When I read or hear that parents who don't have the money are going to be making a mega-bucks bar mitzvah for their son because otherwise their child will be perceived as different, as somehow not as "equal" as the other children, I am really floored. Where is reality in this kind of thinking? In Klal, as in the outside world, some people have more money than other people do. The spending of that money, and the desire to spend like those who have the money, has nothing to do with equality and a great deal to do with kinah.

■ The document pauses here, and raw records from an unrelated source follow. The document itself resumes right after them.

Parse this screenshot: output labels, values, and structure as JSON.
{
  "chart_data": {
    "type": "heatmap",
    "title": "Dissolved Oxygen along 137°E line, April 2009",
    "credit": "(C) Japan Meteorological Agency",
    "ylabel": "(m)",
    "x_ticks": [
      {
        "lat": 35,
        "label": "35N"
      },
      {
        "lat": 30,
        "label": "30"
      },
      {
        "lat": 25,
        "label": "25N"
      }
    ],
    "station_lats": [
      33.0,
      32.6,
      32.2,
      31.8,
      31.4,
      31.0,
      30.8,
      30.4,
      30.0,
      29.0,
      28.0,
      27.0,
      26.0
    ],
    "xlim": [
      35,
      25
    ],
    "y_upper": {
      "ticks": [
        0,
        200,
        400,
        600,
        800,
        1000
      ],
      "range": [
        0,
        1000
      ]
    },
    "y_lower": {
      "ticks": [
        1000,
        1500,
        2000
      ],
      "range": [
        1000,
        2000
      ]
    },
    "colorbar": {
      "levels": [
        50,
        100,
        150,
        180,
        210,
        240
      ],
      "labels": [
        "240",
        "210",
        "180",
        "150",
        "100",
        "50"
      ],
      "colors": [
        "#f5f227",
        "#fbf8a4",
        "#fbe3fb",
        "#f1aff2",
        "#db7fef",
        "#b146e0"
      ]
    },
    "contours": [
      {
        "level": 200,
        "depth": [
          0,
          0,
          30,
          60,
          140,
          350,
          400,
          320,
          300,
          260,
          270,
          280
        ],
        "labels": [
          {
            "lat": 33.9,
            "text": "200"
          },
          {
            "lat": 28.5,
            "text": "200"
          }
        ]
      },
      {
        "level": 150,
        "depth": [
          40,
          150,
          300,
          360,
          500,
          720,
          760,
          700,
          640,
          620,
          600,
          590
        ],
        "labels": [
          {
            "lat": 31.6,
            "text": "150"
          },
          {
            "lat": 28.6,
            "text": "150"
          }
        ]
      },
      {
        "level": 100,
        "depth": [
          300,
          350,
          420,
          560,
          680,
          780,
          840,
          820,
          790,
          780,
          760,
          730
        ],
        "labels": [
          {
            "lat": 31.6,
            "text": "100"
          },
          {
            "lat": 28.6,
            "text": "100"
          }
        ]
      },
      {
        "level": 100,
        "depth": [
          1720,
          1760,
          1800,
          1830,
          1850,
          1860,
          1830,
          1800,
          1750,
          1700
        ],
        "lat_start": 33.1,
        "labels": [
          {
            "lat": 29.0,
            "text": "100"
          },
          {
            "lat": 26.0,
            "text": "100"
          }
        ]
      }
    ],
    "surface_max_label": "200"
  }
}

Frankly, I'm thinking that Klal, or at least a whole lot of members of Klal, needs an attitude adjustment, and fast. Yes, if someone is starving, if someone has no place to live, if an emergency arises so that basic living expenses cannot be met, then we need to help out those people. But not being able to make an elaborate bar mitzvah does not constitute an emergency to my way of thinking. Not being able to buy expensive furniture and other expensive furnishings when first getting married does not constitute an emergency. Being "forced" to shop second hand or in bargain stores does not constitute an emergency. We need to spend a lot more time being appreciative of what we do have and a lot less time looking into everyone else's pots. We've set up some mindsets of entitlement that are eating away at our communal fabric.


A Living Nadneyda said...

This is one area where (I'm hoping) the approach in Israel is slightly less skewed, at least in many places. Yes, there is definitely an aspect of hosting weddings and bar mitzvahs on a level beyond what one can afford... but I suspect it's not always linked to "Keeping up with the Jones." Here there is a tendency to invite the entire extended family, or the entire moshav (where the extended family often lives) because that's very accepted practice in the Middle East in general, and in Israel specifically.

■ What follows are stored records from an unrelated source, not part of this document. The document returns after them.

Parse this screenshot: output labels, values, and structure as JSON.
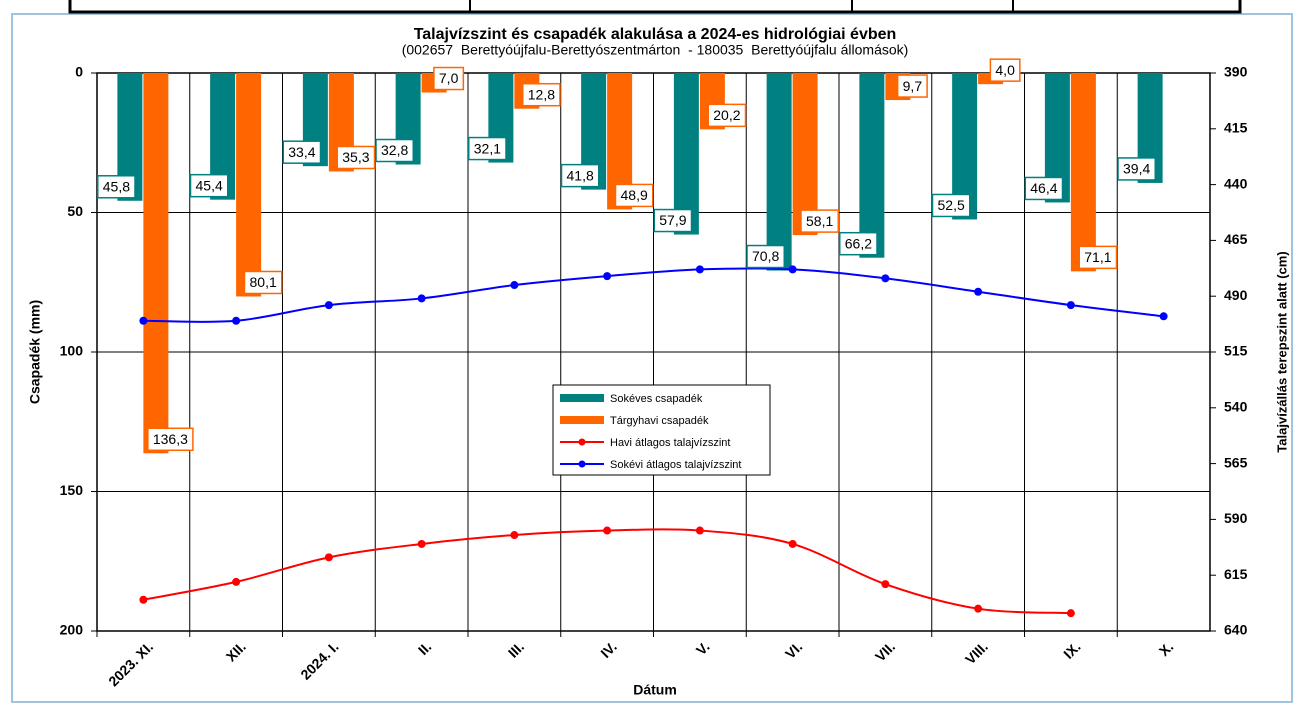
{
  "chart_data": {
    "type": "bar-line",
    "title": "Talajvízszint és csapadék alakulása a 2024-es hidrológiai évben",
    "subtitle": "(002657  Berettyóújfalu-Berettyószentmárton  - 180035  Berettyóújfalu állomások)",
    "x_label": "Dátum",
    "y_label": "Csapadék (mm)",
    "y2_label": "Talajvízállás terepszint alatt (cm)",
    "categories": [
      "2023. XI.",
      "XII.",
      "2024. I.",
      "II.",
      "III.",
      "IV.",
      "V.",
      "VI.",
      "VII.",
      "VIII.",
      "IX.",
      "X."
    ],
    "ylim": [
      0,
      200
    ],
    "yticks": [
      0,
      50,
      100,
      150,
      200
    ],
    "y_inverted": true,
    "y2lim": [
      390,
      640
    ],
    "y2ticks": [
      390,
      415,
      440,
      465,
      490,
      515,
      540,
      565,
      590,
      615,
      640
    ],
    "y2_inverted": true,
    "grid": true,
    "series": [
      {
        "name": "Sokéves csapadék",
        "kind": "bar",
        "color": "#008080",
        "values": [
          45.8,
          45.4,
          33.4,
          32.8,
          32.1,
          41.8,
          57.9,
          70.8,
          66.2,
          52.5,
          46.4,
          39.4
        ],
        "value_labels": [
          "45,8",
          "45,4",
          "33,4",
          "32,8",
          "32,1",
          "41,8",
          "57,9",
          "70,8",
          "66,2",
          "52,5",
          "46,4",
          "39,4"
        ]
      },
      {
        "name": "Tárgyhavi csapadék",
        "kind": "bar",
        "color": "#ff6600",
        "values": [
          136.3,
          80.1,
          35.3,
          7.0,
          12.8,
          48.9,
          20.2,
          58.1,
          9.7,
          4.0,
          71.1,
          null
        ],
        "value_labels": [
          "136,3",
          "80,1",
          "35,3",
          "7,0",
          "12,8",
          "48,9",
          "20,2",
          "58,1",
          "9,7",
          "4,0",
          "71,1",
          null
        ]
      },
      {
        "name": "Havi átlagos talajvízszint",
        "kind": "line",
        "axis": "y2",
        "color": "#ff0000",
        "values": [
          626,
          618,
          607,
          601,
          597,
          595,
          595,
          601,
          619,
          630,
          632,
          null
        ]
      },
      {
        "name": "Sokévi átlagos talajvízszint",
        "kind": "line",
        "axis": "y2",
        "color": "#0000ff",
        "values": [
          501,
          501,
          494,
          491,
          485,
          481,
          478,
          478,
          482,
          488,
          494,
          499
        ]
      }
    ]
  }
}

But I'm happy to report that within our community, people have had smachot on all levels, and I don't feel that people are embarrassed for doing less or more. Some hold parties in their back gardens, with do-it-yourself catering (or part professional, part neighbors & family), while some hire the hall and go all out. I love the variety, and the fact that people feel comfortable doing what they can afford to do. Within their budget, each family succeeds in making their celebration one-of-a-kind and truly representative of their family style.

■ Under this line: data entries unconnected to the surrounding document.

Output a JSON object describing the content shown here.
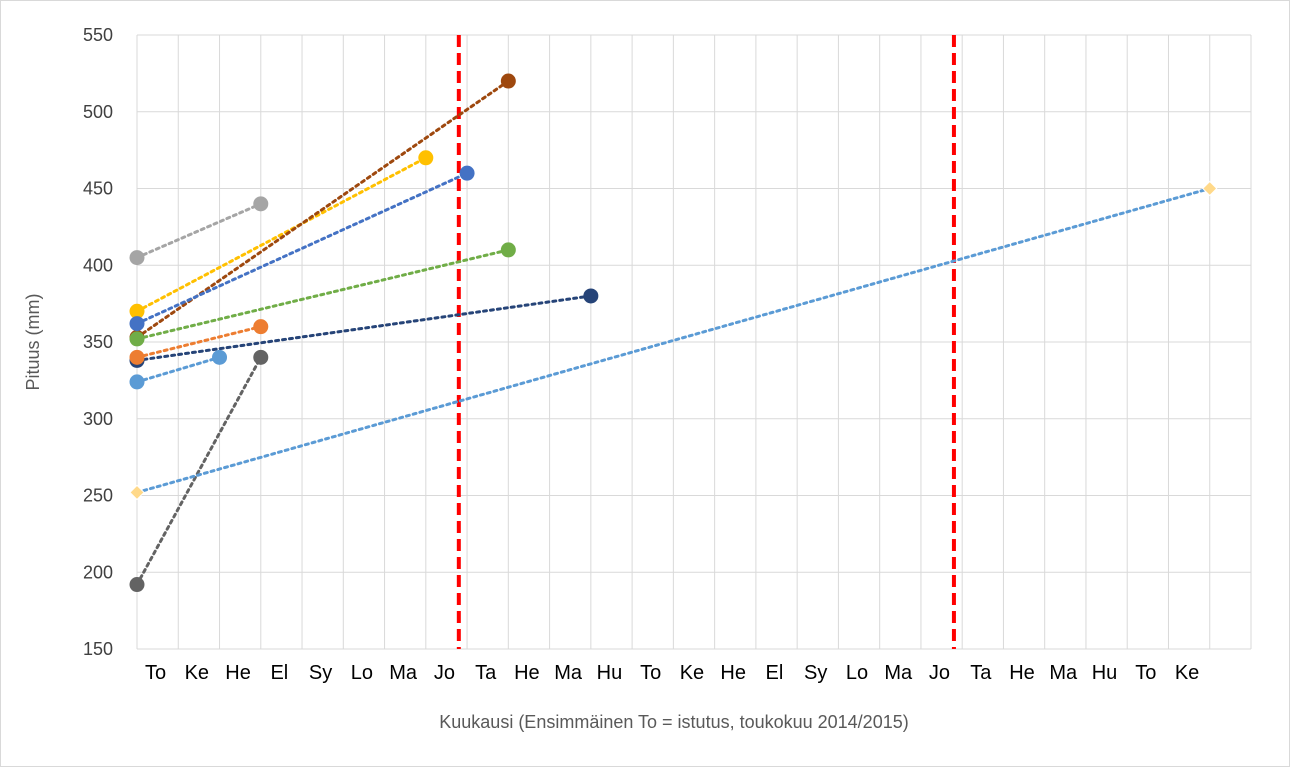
{
  "chart_data": {
    "type": "scatter",
    "title": "",
    "xlabel": "Kuukausi (Ensimmäinen To = istutus, toukokuu 2014/2015)",
    "ylabel": "Pituus (mm)",
    "ylim": [
      150,
      550
    ],
    "yticks": [
      150,
      200,
      250,
      300,
      350,
      400,
      450,
      500,
      550
    ],
    "xlim": [
      0,
      27
    ],
    "x_tick_labels": [
      "To",
      "Ke",
      "He",
      "El",
      "Sy",
      "Lo",
      "Ma",
      "Jo",
      "Ta",
      "He",
      "Ma",
      "Hu",
      "To",
      "Ke",
      "He",
      "El",
      "Sy",
      "Lo",
      "Ma",
      "Jo",
      "Ta",
      "He",
      "Ma",
      "Hu",
      "To",
      "Ke"
    ],
    "grid": true,
    "legend": "none",
    "vertical_markers": [
      {
        "x": 7.8,
        "color": "#ff0000"
      },
      {
        "x": 19.8,
        "color": "#ff0000"
      }
    ],
    "series": [
      {
        "color": "#a5a5a5",
        "marker": "circle",
        "points": [
          [
            0,
            405
          ],
          [
            3,
            440
          ]
        ]
      },
      {
        "color": "#ffc000",
        "marker": "circle",
        "points": [
          [
            0,
            370
          ],
          [
            7,
            470
          ]
        ]
      },
      {
        "color": "#9e480e",
        "marker": "circle",
        "points": [
          [
            0,
            353
          ],
          [
            9,
            520
          ]
        ]
      },
      {
        "color": "#4472c4",
        "marker": "circle",
        "points": [
          [
            0,
            362
          ],
          [
            8,
            460
          ]
        ]
      },
      {
        "color": "#70ad47",
        "marker": "circle",
        "points": [
          [
            0,
            352
          ],
          [
            9,
            410
          ]
        ]
      },
      {
        "color": "#264478",
        "marker": "circle",
        "points": [
          [
            0,
            338
          ],
          [
            11,
            380
          ]
        ]
      },
      {
        "color": "#ed7d31",
        "marker": "circle",
        "points": [
          [
            0,
            340
          ],
          [
            3,
            360
          ]
        ]
      },
      {
        "color": "#5b9bd5",
        "marker": "circle",
        "points": [
          [
            0,
            324
          ],
          [
            2,
            340
          ]
        ]
      },
      {
        "color": "#636363",
        "marker": "circle",
        "points": [
          [
            0,
            192
          ],
          [
            3,
            340
          ]
        ]
      },
      {
        "color": "#5b9bd5",
        "marker": "diamond",
        "marker_fill": "#ffd98a",
        "points": [
          [
            0,
            252
          ],
          [
            26,
            450
          ]
        ]
      }
    ]
  }
}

(Also, I am happy to report, girls' and boys' bnei mitzvah are celebrated on the same level -- not a given in all places).

Anonymous said...

I was away for Shabbos and the Rav of the shul where I was davening gave a shiur in which he was talking about how it is not correct for some members of Klal to be raising kinoh in other members. Someone at the shiur asked him if that meant that no member of the shul or community should come forward to give a huge donation or build and name a building. He backtracked and said that was not only fine but was expected but he was referring to lavish simchas and big houses and expensive cars. Then someone else asked why the emphasis shouldn't be on people's not having kinoh of others to begin with. Why punish those who can afford what they spend by saying that others may be jealous of them? He sort of waffled around that question and finally just said that kinoh seems to be a part of human nature and it's hard to control so we should start at the top and work our way down. Seems backwards to me. Isn't that what sameach b'chelkoh is about? Being satisfied with what you have?

Anonymous said...

It isn't just jealousy that's working here. Every where you go there are ads pushing you to buy. They are in all the media, they are on buses and on billboards and on signs when you walk in the street. The message you get everywhere you look is that you HAVE to have whatever they are pushing. Now add that to seeing that other people have things that you don't and you can feel as if you aren't doing what you are sdupposed to if you aren't buying. I'm not saying it's right but it's really hard to get away from the message that you have to own certain things.